Of course, as good investors, they asked for some guarantees, but ones based on long-term alignment protection rather than exit or control protection. With their input and that of other experts, we came up with a novel, structural approach that creates a win-win-win: for the company, for the investors and for Tugboat. While there are several important features, a key one is aligning management incentives to invest in high ROIC (return on invested capital) projects, and when they are not available, return the excess capital to investors. We determined that fixed-dividend rules are far too limiting on excellent management teams.
Our approach requires a tremendous amount of trust by all parties involved and puts a huge premium on everyone acting with integrity, patience, and honor.
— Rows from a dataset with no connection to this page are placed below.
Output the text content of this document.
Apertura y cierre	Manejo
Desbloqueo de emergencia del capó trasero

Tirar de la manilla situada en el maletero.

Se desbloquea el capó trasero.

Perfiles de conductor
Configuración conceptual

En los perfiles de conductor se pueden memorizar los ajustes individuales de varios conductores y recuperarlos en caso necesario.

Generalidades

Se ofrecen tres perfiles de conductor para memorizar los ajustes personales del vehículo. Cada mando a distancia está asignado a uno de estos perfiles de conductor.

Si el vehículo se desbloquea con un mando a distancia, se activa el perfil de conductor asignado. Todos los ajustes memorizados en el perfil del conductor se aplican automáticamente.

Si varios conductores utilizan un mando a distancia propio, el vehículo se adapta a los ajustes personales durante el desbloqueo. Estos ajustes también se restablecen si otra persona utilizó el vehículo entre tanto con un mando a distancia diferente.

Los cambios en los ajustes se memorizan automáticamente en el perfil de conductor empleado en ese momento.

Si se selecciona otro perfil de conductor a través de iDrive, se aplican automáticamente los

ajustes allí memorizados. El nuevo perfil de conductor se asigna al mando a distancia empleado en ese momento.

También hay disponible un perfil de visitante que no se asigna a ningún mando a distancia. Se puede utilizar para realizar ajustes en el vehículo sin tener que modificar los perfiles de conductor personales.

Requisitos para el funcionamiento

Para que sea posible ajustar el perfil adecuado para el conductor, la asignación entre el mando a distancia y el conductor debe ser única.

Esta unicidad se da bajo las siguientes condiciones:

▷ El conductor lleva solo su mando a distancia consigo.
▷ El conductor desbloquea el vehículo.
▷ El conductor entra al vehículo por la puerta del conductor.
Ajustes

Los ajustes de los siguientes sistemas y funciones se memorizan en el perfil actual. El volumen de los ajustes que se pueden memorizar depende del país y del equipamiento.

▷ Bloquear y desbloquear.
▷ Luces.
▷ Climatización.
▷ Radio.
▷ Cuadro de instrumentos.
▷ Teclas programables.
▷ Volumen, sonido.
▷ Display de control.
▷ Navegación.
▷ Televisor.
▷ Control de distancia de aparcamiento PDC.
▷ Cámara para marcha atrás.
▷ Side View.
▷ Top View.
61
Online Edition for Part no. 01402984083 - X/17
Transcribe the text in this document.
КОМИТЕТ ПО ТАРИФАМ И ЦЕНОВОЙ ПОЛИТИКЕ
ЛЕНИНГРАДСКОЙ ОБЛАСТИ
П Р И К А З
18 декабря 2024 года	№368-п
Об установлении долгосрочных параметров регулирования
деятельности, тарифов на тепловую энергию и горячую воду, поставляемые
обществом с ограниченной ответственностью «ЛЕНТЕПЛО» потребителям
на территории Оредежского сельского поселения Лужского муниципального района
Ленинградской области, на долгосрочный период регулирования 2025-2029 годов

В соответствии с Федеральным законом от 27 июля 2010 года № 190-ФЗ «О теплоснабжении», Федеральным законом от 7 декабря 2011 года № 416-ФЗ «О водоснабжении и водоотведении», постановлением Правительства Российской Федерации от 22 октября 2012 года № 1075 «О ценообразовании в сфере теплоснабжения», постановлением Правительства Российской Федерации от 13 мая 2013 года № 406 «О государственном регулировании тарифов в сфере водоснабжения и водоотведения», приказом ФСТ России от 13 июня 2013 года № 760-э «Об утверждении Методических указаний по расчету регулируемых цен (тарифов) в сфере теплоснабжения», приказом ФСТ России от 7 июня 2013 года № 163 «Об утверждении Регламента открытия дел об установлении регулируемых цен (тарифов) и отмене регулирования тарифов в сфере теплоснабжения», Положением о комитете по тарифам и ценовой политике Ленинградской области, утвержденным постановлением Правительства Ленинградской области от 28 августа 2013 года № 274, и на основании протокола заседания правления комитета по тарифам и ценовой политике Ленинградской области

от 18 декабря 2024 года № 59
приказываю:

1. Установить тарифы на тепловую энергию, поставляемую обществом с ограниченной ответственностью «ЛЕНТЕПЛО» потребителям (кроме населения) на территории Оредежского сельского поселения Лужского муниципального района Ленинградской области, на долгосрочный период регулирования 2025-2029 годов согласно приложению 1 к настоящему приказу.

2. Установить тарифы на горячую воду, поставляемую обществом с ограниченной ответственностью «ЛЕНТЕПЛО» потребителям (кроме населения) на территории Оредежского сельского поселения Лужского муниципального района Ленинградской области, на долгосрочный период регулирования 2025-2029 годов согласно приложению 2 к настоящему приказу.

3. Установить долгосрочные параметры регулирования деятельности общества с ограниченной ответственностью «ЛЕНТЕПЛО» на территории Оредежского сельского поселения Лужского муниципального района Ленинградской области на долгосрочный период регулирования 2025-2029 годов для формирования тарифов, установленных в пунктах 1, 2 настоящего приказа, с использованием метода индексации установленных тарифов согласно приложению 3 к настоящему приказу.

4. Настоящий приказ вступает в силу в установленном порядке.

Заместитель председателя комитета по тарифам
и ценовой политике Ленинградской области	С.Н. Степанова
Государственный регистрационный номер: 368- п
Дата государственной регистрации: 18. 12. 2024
Fortunately, a number of investors see the potential and are willing to back these businesses in pursuit of very attractive long-term yields and the rewards of being a small number of owners in future market-leading businesses.
Evergreen companies and investors aren’t going to replace those entrepreneurs and businesses requiring venture capital or private equity. Though I was involved with Amazon and Google almost 20 years ago when both had fewer than 50 employees, I still marvel at the power of VC and private equity to fuel exponential growth ventures that can forgo profitability for a decade or more while creating ventures worth tens of billions of dollars. Evergreen is just a different approach to building lasting, scaled businesses with different core values and a different playbook. And, from recent visits to the Midwest, I believe the Evergreen company idea is catching on not only with new ventures, but also multigenerational family businesses who have long lived Evergreen values without the name or Evergreen 7P framework.
My belief is that the Evergreen approach will grow as a recognized alternative model of business success in the years ahead. That presents an exciting prospect for me and those entrepreneurs, leaders and teams striving towards creating and sustaining 100-plus-year-old businesses. And, of course, those courageous investors that back them as well.
Dave Whorton is an entrepreneur, curator, and investor. At the age of sixteen, Dave began working at Hewlett Packard and was inspired to create companies with similar success and values. He later would start four companies including Good Technology, Drugstore.com, and Tugboat, and worked at Bain, KPCB and TPG, learning about VC and PE from the best. A small investment prior to Tugboat opened his eyes to seasoned entrepreneurs who wanted to build large, profitable, private, innovative businesses that would never sell or IPO—what he coined Evergreen companies.